C.     The award is not contrary to law.

      Section 7122(a)(1) of the Statute provides that an arbitration award is deficient if it is contrary to any law, rule, or regulation. In reviewing awards for consistency with law, rule, or regulation, the Authority reviews the questions of law raised in a party's exceptions and the arbitrator's award de novo. See NTEU, Chapter 24, 50 FLRA 330, 332 (1995) (citing United States Customs Serv. v. FLRA, 43 F.3d 682, 686-87 (D.C. Cir. 1994)). In applying a standard of de novo review, the Authority assesses whether an arbitrator's legal conclusions are consistent with the applicable standard of law. See NFFE, Local 1437, 53 FLRA 1703, 1710 (1998). In making that assessment, the Authority defers to the arbitrator's underlying factual findings. See id.

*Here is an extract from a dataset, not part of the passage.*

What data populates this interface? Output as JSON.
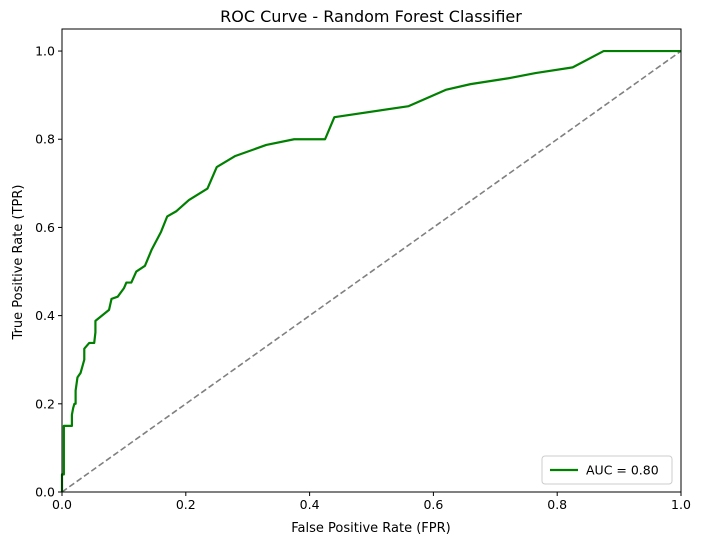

      The Authority has generally held that an arbitrator is not bound by another arbitrator's award. See, e.g., AFGE, Local 2459, 51 FLRA 1602, 1606 (1996). In this regard, the Authority has found that arbitrators are required to exercise independent and impartial judgment on issues before them. See AFGE, Local 1273, 44 FLRA 707, 712 (1992). However, arbitrators may consider reasoning and conclusions in other arbitration awards. See id. at 712-13, citing Steelworkers v. Enterprise Wheel and Car Corp., 363 U.S. 593, 597 (1960).

      By stating in his interim award that he agreed with the analysis and findings in USDA, the Arbitrator made an independent judgment concerning the issues. In fact, the Arbitrator specifically stated that "an arbitrator may reject the reasoning of another arbitrator on identical facts involving the same parties." Appendix A at 2 to Union's opposition. The Agency does not provide any basis to find that the Arbitrator failed to exercise independent and impartial judgment in making a determination regarding the validity of the grievances. As such, we deny the exception.

V.     Decision

      The Agency's exceptions are denied.


Concurring Opinion of Chairman Cabaniss:

      I write separately to reaffirm my concurring opinion in LIUNA, Local 28, 56 FLRA 324, 327-28 (2000). In that opinion, I expressly noted a failure of parties in arbitration to examine the implicit predicate to entitlement to temporary promotions, i.e., whether or not the duties involved are temporarily assigned to the employee seeking the temporary promotion. As noted there, a classification action takes place to the extent an arbitrator examines the grade level to be ascribed to duties permanently assigned an employee, regardless of whether a temporary or permanent promotion is sought, and that § 7121(c)(5) of our Statute would preclude such matters. Because the Authority's current line of cases no longer appear to address this requirement, I raise it to ensure that it is not overlooked.